In an age where craftsmanship, feel, and instinct can be sacrificed on the altar of advancement in aids and equipment, players will always use something or the other in an effort to gain an advantage if someone else is using the same something or the other.
The more it is available, the more they will be added to the arsenal. It’s in the nature of a golfer. On a slight detour, I remember spending a year at a World Hickory Open in Craigielaw and some of the up and coming Scottish pros and amateurs who were competing reveled in the opportunity to play with just five clubs. and without the aid of strokesavers, course guides or any other visual aids. The senses were awakened and they trusted the pure intuition of golf.

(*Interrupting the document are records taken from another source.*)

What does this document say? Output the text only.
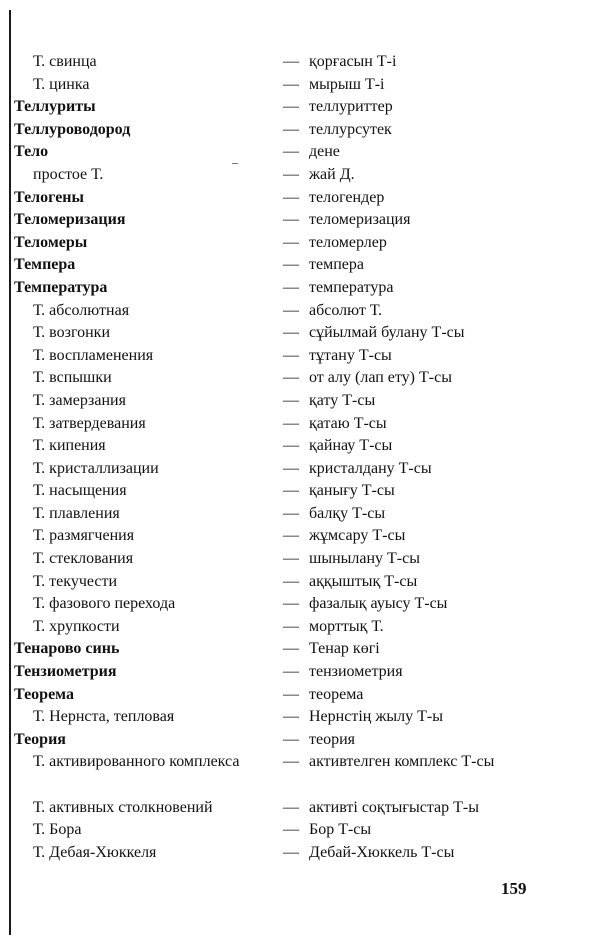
Т. свинца	— қорғасын Т-і
Т. цинка	— мырыш Т-і
Теллуриты	— теллуриттер
Теллуроводород	— теллурсутек
Тело	— дене
простое Т.	— жай Д.
Телогены	— телогендер
Теломеризация	— теломеризация
Теломеры	— теломерлер
Темпера	— темпера
Температура	— температура
Т. абсолютная	— абсолют Т.
Т. возгонки	— сұйылмай булану Т-сы
Т. воспламенения	— тұтану Т-сы
Т. вспышки	— от алу (лап ету) Т-сы
Т. замерзания	— қату Т-сы
Т. затвердевания	— қатаю Т-сы
Т. кипения	— қайнау Т-сы
Т. кристаллизации	— кристалдану Т-сы
Т. насыщения	— қанығу Т-сы
Т. плавления	— балқу Т-сы
Т. размягчения	— жұмсару Т-сы
Т. стеклования	— шынылану Т-сы
Т. текучести	— аққыштық Т-сы
Т. фазового перехода	— фазалық ауысу Т-сы
Т. хрупкости	— морттық Т.
Тенарово синь	— Тенар көгі
Тензиометрия	— тензиометрия
Теорема	— теорема
Т. Нернста, тепловая	— Нернстің жылу Т-ы
Теория	— теория
Т. активированного комплекса	— активтелген комплекс Т-сы
Т. активных столкновений	— активті соқтығыстар Т-ы
Т. Бора	— Бор Т-сы
Т. Дебая-Хюккеля	— Дебай-Хюккель Т-сы
159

Amid the general jumble of thoughts and processes that can make it such an overwhelming game, sometimes less is more.
What about these green papers? âI use a green book, but I would like to get rid of it,â admitted Rory McIlroy earlier in the season. “For the good of the game, I would like them to be banned and no longer used.”
McIlroy, and others, can make their wish come true.
AND SOMETHING ELSE
Nothing better to immerse you in the spirit of Christmas than a sheet of the R&A and the European Golf Participation Report of the European Golf Association.
In a wide and varied look at the overall health of gambling in this part of the world, the report released last week showed that participation across the continent has grown from 7.9 million in 2016 to 10.6 million now.
It’s a healthy-looking scene where golf finds a silver lining amid the dark clouds of the coronavirus pandemic. There is always room for improvement, however.
Closer to home, for example, Scotland ranks among the bottom seven in the table for the number of registered golfers. This figure represents 14 percent of the golfing population, compared to 38 percent in Austria. For the juniors, the figure is nine percent with Azerbaijan in the lead with 58 percent.
Golf in the cradle of the game has been crippled by self-imposed grindstones and stifling attitudes towards juniors and women over the years. Things have changed for the better and great work is underway. The latest figures show that there is still a lot of work to be done.